Maggie is a member of the International Lactation Association and the Southeastern Lactation Consultants Association. She received her bachelor's degree in nursing from Florida State University and a master's in pediatric nursing from Emory University.

Moderator: Welcome to WebMD LIVE, Maggie. It is a pleasure having you with us this afternoon.

Payne-Orton: Thank you. I'm happy to be here. I'll start with a little opening statement about breastfeeding . Choosing to breastfeed is one of the most healthy choices a family can make for their new baby. Unfortunately, a great deal of conflicting information about breastfeeding, has been and is being circulated, for example, that most new mothers can expect to have a great deal of difficulty with breastfeeding, and that breastfeeding success is a nebulous goal attained by only a rare and lucky few. These misperceptions have resulted in relatively low breastfeeding rates in our country. About 50 percent of women attempt to breastfeed. 1.8 million woman in our country do not nurse, and this is one of the lowest rates in the industrialized world. Contrary to these popular myths, most mothers can breastfeed. Although we are not necessarily born with the knowledge of how to breastfeed our babies, breastfeeding is an art that can be learned with enough knowledge and loving support. In fact, in cultures where breastfeeding is the norm, breastfeeding success rates approach 100 percent. The benefits of breastfeeding to both mother and infant have been well documented. Infants who are breastfed have less otitis media, diarrhea, and a higher IQ. Among the many benefits noted, breastfeeding mothers are purported to have a better sense of well being and have a quicker recovery after birth.
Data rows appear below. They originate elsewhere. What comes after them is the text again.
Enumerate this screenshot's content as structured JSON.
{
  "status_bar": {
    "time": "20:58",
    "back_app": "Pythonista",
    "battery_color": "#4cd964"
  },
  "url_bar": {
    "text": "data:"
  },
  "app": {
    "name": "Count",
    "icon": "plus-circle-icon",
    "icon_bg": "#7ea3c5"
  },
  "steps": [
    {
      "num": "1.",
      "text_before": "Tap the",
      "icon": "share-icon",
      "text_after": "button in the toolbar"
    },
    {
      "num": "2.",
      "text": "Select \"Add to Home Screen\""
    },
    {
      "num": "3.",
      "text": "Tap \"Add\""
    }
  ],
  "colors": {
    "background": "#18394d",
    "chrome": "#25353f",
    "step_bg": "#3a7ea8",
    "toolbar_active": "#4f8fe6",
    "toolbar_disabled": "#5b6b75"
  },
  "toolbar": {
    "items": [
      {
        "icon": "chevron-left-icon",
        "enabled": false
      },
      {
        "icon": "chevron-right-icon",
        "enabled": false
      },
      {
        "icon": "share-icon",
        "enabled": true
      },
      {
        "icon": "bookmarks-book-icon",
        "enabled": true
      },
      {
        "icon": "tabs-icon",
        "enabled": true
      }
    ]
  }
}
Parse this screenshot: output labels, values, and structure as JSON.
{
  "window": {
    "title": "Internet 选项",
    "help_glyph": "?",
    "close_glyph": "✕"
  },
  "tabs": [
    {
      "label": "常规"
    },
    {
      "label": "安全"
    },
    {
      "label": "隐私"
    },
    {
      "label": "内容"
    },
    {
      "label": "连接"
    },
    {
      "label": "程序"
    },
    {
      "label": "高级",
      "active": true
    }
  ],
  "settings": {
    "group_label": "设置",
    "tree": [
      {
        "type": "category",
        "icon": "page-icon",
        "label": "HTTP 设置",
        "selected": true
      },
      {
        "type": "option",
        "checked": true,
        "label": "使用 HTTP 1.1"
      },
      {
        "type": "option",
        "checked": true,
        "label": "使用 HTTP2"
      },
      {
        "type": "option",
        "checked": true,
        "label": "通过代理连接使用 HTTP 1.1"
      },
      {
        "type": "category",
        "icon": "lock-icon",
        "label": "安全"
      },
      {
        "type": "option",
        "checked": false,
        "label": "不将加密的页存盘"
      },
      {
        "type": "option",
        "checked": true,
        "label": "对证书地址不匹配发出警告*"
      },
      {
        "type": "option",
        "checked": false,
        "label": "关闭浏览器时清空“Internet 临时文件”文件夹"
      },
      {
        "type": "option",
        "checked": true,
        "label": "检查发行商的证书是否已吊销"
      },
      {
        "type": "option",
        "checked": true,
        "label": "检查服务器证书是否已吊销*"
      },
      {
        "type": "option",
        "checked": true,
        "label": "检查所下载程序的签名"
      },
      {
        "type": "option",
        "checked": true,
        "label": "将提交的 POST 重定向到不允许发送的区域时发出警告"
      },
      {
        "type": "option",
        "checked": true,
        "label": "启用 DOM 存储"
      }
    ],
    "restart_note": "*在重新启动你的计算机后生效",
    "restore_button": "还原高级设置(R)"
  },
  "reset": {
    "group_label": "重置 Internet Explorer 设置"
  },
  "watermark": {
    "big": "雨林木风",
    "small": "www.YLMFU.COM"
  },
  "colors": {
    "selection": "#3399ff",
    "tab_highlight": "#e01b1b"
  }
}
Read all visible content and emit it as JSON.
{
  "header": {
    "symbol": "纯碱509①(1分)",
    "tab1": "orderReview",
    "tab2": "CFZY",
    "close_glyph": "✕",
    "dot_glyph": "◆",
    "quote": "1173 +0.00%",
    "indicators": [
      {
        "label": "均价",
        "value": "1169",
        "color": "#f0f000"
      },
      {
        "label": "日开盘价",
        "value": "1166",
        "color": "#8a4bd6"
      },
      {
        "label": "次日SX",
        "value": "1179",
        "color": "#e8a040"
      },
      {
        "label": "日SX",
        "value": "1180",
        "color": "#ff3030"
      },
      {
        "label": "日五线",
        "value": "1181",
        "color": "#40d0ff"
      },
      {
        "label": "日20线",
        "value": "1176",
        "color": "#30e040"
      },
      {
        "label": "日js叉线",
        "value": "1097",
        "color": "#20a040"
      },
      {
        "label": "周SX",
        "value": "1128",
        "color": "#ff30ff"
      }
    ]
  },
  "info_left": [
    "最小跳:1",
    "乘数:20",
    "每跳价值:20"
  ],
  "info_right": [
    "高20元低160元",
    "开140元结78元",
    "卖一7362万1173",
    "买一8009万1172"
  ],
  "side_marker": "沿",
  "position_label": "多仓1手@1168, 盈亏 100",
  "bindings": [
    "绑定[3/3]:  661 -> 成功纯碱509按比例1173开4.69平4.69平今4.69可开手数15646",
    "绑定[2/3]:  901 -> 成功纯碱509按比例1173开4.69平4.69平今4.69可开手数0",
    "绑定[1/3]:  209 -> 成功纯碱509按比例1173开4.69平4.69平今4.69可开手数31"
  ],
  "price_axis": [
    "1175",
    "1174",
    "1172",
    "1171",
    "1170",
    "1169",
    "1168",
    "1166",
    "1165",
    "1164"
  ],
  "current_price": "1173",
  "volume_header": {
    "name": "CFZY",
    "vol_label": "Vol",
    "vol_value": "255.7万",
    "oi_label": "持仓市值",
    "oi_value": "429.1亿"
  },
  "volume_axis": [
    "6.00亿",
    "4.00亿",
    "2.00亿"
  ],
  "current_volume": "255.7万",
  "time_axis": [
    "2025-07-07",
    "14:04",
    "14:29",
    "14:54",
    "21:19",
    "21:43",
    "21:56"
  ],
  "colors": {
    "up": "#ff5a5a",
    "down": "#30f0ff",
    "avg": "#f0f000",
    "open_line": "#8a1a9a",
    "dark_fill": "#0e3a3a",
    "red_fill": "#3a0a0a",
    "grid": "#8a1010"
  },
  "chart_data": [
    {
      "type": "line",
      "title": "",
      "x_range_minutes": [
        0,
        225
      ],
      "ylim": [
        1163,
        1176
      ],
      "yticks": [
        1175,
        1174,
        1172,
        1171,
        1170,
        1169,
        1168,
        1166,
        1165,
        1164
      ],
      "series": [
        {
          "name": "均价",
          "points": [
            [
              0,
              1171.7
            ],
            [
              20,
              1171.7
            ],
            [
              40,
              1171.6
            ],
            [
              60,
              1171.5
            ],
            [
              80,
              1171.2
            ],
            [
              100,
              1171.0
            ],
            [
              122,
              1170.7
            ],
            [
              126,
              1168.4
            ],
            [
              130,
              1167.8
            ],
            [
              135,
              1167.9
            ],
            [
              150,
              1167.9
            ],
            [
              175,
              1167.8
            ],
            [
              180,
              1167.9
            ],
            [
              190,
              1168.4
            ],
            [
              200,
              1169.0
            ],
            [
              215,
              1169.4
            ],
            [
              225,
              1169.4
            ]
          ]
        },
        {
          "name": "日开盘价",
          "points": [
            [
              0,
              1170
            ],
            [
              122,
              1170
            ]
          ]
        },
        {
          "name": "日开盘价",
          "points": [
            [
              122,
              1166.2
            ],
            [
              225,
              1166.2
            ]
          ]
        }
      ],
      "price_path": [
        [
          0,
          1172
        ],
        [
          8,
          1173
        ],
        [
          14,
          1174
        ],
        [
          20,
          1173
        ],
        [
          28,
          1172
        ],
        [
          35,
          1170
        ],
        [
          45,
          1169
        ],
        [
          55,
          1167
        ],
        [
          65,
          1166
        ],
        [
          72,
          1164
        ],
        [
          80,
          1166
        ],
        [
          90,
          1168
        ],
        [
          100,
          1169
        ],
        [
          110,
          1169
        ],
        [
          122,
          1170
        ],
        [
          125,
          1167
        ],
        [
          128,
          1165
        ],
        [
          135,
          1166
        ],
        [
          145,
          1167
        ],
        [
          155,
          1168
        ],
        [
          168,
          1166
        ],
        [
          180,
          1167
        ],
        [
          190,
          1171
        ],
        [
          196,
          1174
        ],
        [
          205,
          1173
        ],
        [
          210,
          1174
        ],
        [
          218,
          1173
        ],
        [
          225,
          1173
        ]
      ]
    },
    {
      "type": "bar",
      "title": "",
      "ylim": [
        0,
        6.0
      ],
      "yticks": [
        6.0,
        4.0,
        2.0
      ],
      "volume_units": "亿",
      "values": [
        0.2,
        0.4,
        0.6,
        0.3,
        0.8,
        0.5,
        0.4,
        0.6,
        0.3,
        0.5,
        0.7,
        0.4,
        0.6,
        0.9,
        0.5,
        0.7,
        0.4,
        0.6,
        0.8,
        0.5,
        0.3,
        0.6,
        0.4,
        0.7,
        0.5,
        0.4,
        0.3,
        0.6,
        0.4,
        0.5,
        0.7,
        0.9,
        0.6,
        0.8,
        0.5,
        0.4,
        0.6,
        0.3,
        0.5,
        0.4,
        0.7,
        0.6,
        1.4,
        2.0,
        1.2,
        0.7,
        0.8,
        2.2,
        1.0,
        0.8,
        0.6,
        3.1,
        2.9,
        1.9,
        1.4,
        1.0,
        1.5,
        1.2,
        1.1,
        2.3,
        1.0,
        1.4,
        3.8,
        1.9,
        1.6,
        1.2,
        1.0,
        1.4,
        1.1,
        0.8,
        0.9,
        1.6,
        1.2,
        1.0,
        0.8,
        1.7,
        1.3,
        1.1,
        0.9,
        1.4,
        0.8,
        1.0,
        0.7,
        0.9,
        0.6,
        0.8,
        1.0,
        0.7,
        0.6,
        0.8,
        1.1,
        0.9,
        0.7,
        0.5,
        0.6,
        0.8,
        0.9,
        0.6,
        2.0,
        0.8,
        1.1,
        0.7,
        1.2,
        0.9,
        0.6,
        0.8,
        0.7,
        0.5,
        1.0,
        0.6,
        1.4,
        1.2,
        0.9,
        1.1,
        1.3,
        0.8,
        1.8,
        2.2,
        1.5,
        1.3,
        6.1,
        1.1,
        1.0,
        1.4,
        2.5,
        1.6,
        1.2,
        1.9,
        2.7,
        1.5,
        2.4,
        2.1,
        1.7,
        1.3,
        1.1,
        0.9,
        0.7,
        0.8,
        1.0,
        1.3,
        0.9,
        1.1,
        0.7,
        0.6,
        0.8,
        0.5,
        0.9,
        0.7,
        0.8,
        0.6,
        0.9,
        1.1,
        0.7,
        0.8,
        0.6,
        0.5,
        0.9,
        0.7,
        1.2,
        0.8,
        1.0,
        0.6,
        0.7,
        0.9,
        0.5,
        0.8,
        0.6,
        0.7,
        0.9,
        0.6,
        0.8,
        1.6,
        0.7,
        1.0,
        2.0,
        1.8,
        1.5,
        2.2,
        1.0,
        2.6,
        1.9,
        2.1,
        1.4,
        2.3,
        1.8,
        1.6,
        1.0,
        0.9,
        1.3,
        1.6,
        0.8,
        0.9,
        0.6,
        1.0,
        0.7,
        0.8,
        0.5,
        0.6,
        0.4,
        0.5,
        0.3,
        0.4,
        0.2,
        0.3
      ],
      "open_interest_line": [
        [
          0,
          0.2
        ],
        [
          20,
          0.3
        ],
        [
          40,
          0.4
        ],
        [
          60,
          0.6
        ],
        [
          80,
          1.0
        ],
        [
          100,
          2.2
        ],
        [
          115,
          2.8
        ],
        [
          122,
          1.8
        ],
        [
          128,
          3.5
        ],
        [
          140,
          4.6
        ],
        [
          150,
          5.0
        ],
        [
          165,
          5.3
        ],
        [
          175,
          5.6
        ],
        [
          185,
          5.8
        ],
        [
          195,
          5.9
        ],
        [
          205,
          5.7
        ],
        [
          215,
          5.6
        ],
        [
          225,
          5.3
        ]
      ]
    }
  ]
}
And at this time, I'd like to open the floor to any questions that our audience may have, and hope that I may help a few more women successfully breast feed.

saralg_WebMD: Why do you think most women do not breastfeed?

Payne-Orton: I think there are a variety of reasons, mostly cultural, and stem from an ongoing assault against breastfeeding over the last 100 years. In previous centuries, the very wealthy and members of royalty used wet-nurses, because they felt breastfeeding was below them, like a lower class. And, as we well know, people in cultures tend to want to emulate the rich, and so with modernization, and industrialization, and the ability to mass produce these products, and aggressive marketing directly to physicians in the early part of the 1900's, women gradually began to choose other alternatives to the breast. There's a Victorian influence as well. Some of us are not comfortable exposing our breasts in public, and society views breasts as social icons rather than using them for what they were meant to be used for, to be able to nourish our infants. So the cultural influence is a big part, and coupled with that, the continued aggressive marketing on the part of formula companies, and that most healthcare providers are relatively unprepared to be able adequately counsel and support breastfeeding mothers. So that's part of it. Of course, there are many other reasons, but those are the two biggest impediments I see in breastfeeding.